什么时候将成员价值从固定的未来中移出是安全的?
When is it safe to move a member value out of a pinned future?
我正在编写一个未来的组合器,它需要使用它提供的值。对于 futures 0.1,Future::poll 采用 self: &mut Self,这实际上意味着我的组合器包含一个 Option,当潜在的 future 解决时我调用了 Option::take。
标准库中的 Future::poll 方法取而代之的是 self: Pin<&mut Self>,所以我一直在阅读有关安全使用 Pin.[=43 所需的保证的内容=]
来自 Drop guarantee 上的 pin 模块文档(强调我的):
Concretely, for pinned data you have to maintain the invariant that its memory will not get invalidated from the moment it gets pinned until when drop is called. Memory can be invalidated by deallocation, but also by replacing a Some(v) by None, or calling Vec::set_len to "kill" some elements off of a vector.
和Projections and Structural Pinning(强调我的):
You must not offer any other operations that could lead to data being moved out of the fields when your type is pinned.

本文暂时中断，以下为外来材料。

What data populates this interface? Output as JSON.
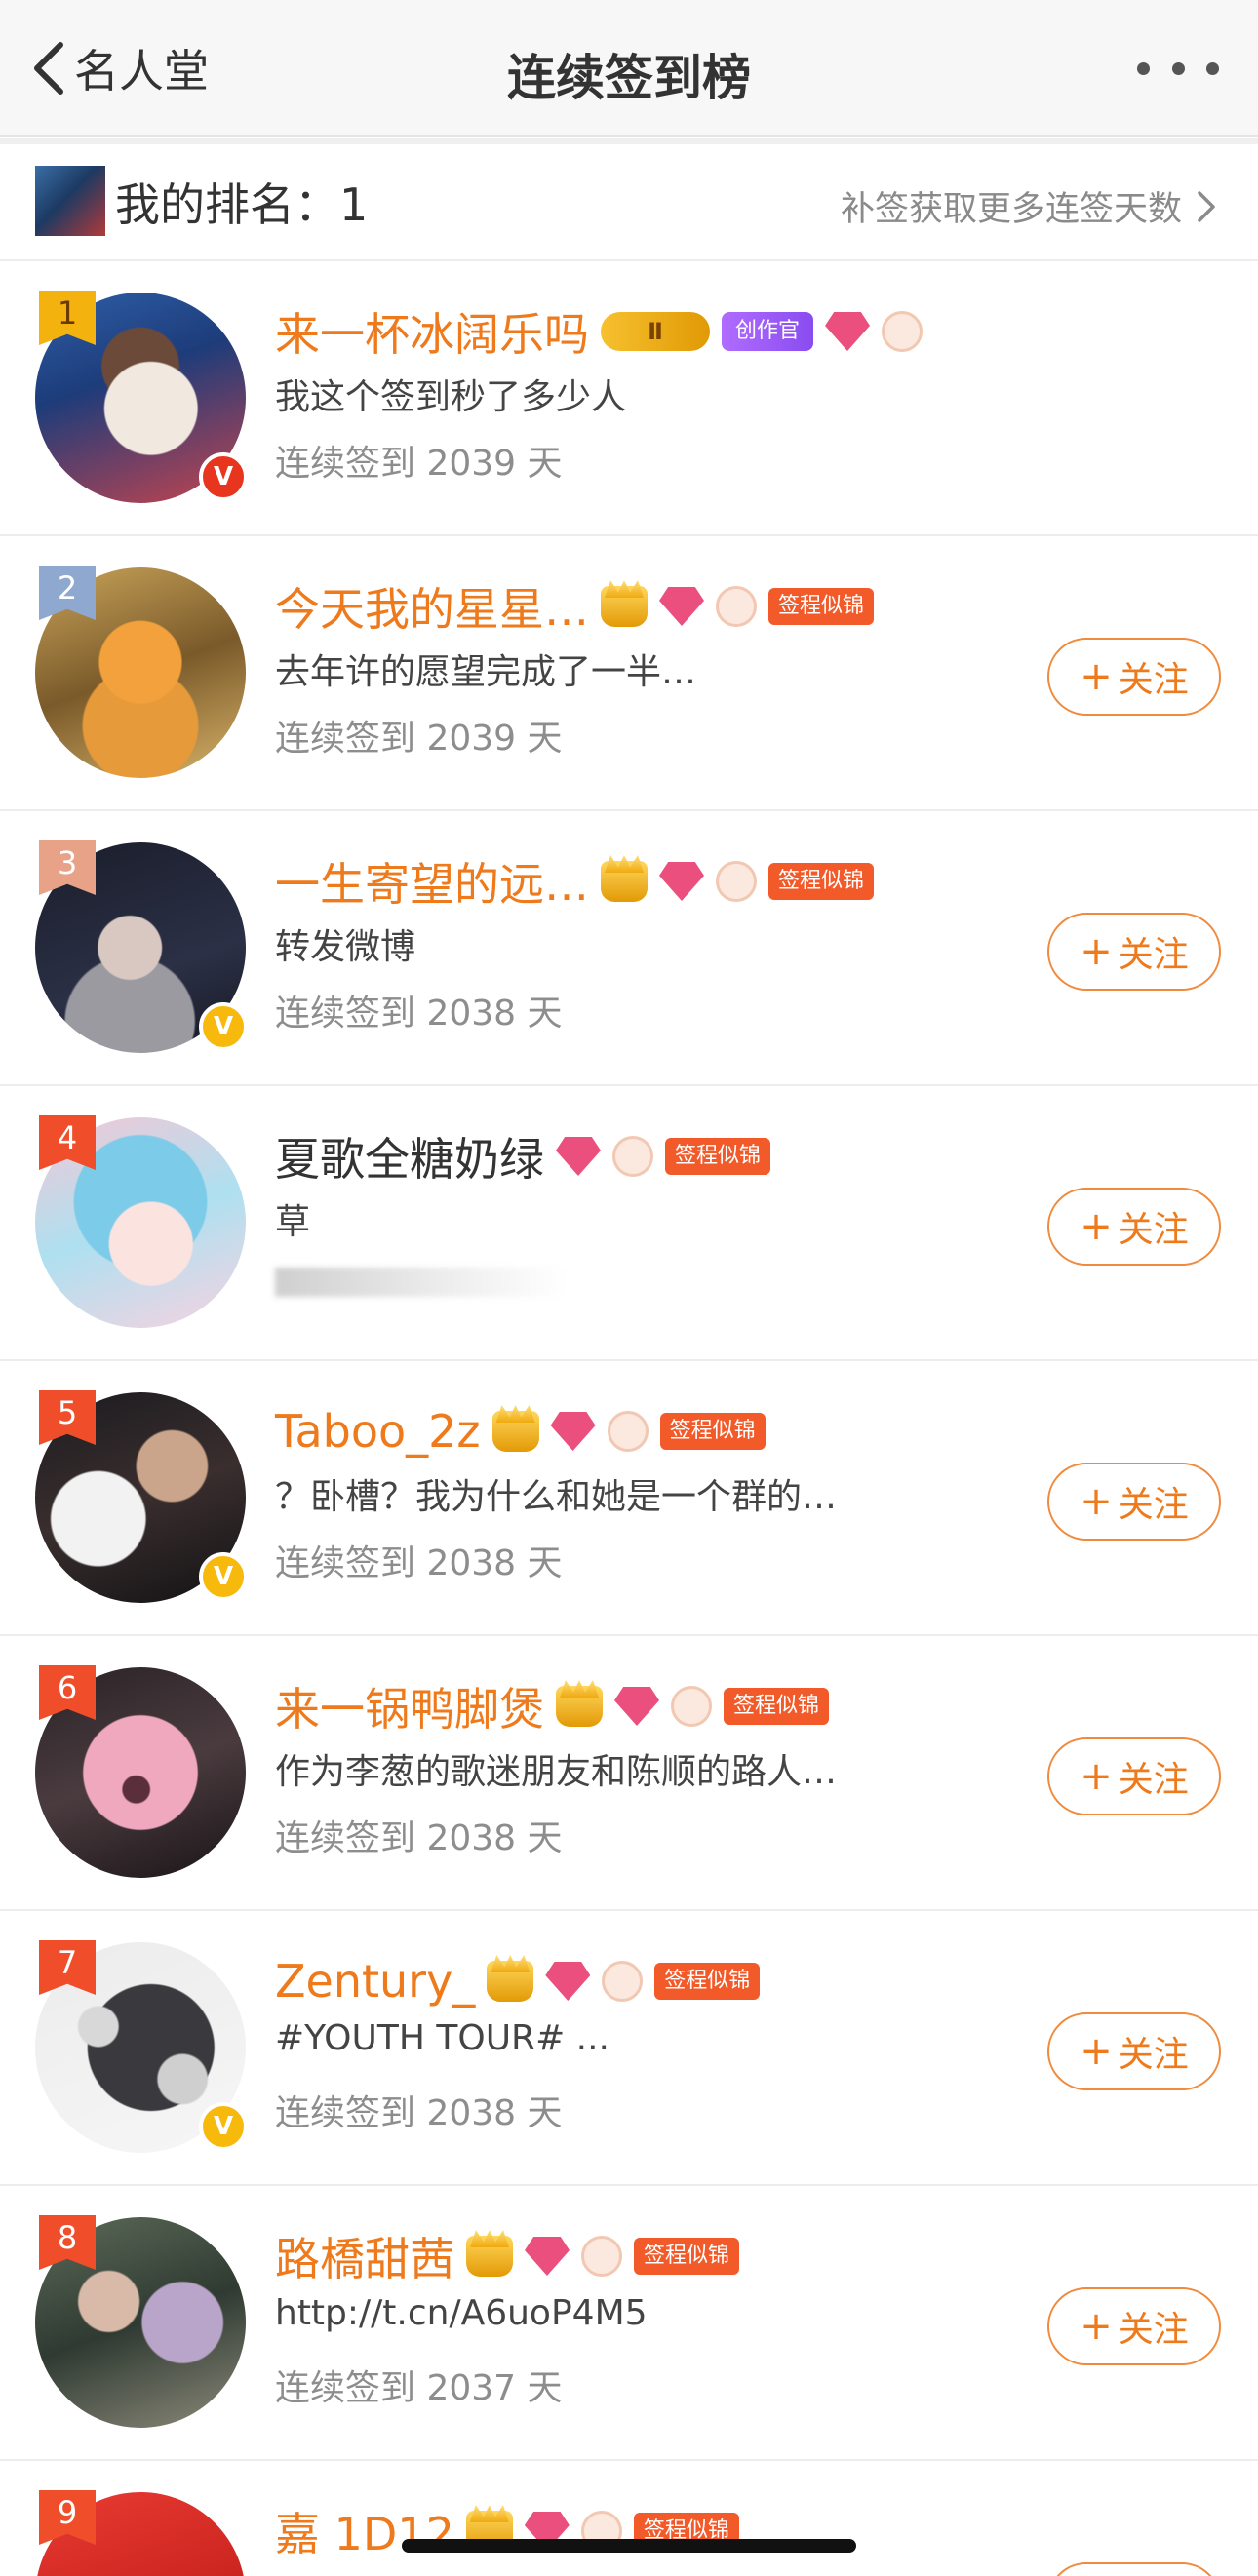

For example, if the wrapper contains an Option<T> and there is a take-like operation with type fn(Pin<&mut Wrapper<T>>) -> Option<T>, that operation can be used to move a T out of a pinned Wrapper<T> -- which means pinning cannot be structural.
但是,现有的 Map 组合器会在基础 future 已解析时对成员值调用 Option::take:
fn poll(mut self: Pin<&mut Self>, cx: &mut Context<'_>) -> Poll<T> {
match self.as_mut().future().poll(cx) {
Poll::Pending => Poll::Pending,
Poll::Ready(output) => {
let f = self.f().take()
.expect("Map must not be polled after it returned `Poll::Ready`");
Poll::Ready(f(output))
}
}
}
f方法由unsafe_unpinned宏生成,大致如下:
fn f<'a>(self: Pin<&'a mut Self>) -> &'a mut Option<F> {
unsafe { &mut Pin::get_unchecked_mut(self).f }
}
Map 违反了 pin 文档中描述的要求,但我相信 Map 组合器知道他们在做什么并且这段代码是安全的。
什么逻辑允许他们以安全的方式执行此操作?
编辑:这个答案不正确。它留在这里留给子孙后代。
让我们首先回顾一下为什么首先引入 Pin:我们想静态地确保 self-referential 期货不能被移动,从而使它们的内部引用无效。
考虑到这一点,让我们看一下Map的定义。
pub struct Map<Fut, F> {
future: Fut,
f: Option<F>,
}
Map 有两个字段,第一个存储未来,第二个存储将未来结果映射到另一个值的闭包。我们希望支持直接在 future 中存储 self-referential 类型,而不是将它们放在指针后面。这意味着如果 Fut 是 self-referential 类型,则 Map 一旦构造就不能移动。这就是为什么我们必须使用 Pin<&mut Map> 作为 Future::poll 的接收者。如果对包含 self-referential 未来的 Map 的正常可变引用曾经暴露给 Future 的实现者,用户可以通过使 Map使用 mem::replace 移动。
但是,我们不需要支持在 f 中存储 self-referential 类型。如果我们假设一个Map的self-referential部分完全包含在future中,我们可以随意修改f,只要不允许future待搬家。
虽然 self-referential 闭包非常不寻常,但并未在任何地方明确说明 f 可以安全移动(相当于 F: Unpin)的假设。但是,我们仍然通过调用take将f中的值移动到Future::poll中!我认为这确实是一个错误,但我不是 100% 确定。我认为 f() getter 应该需要 F: Unpin 这意味着 Map 只能在闭包参数可以安全地从 [= 后面移动时实现 Future 11=].
很可能我在这里忽略了 pin API 中的一些细微之处,实现确实是安全的。我还在苦思冥想。
一切都与结构固定有关。
首先,我将使用语法 P<T> 表示类似 impl Deref<Target = T> 的意思 — 某些(智能)指针类型 P Deref::deref 指向 T. Pin 只有 "applies" 对这样的(智能)指针有意义。
假设我们有:
struct Wrapper<Field> {
field: Field,
}
最初的问题是
Can we get a Pin<P<Field>> from a Pin<P<Wrapper<Field>>>, by "projecting" our Pin<P<_>> from the Wrapper to its field?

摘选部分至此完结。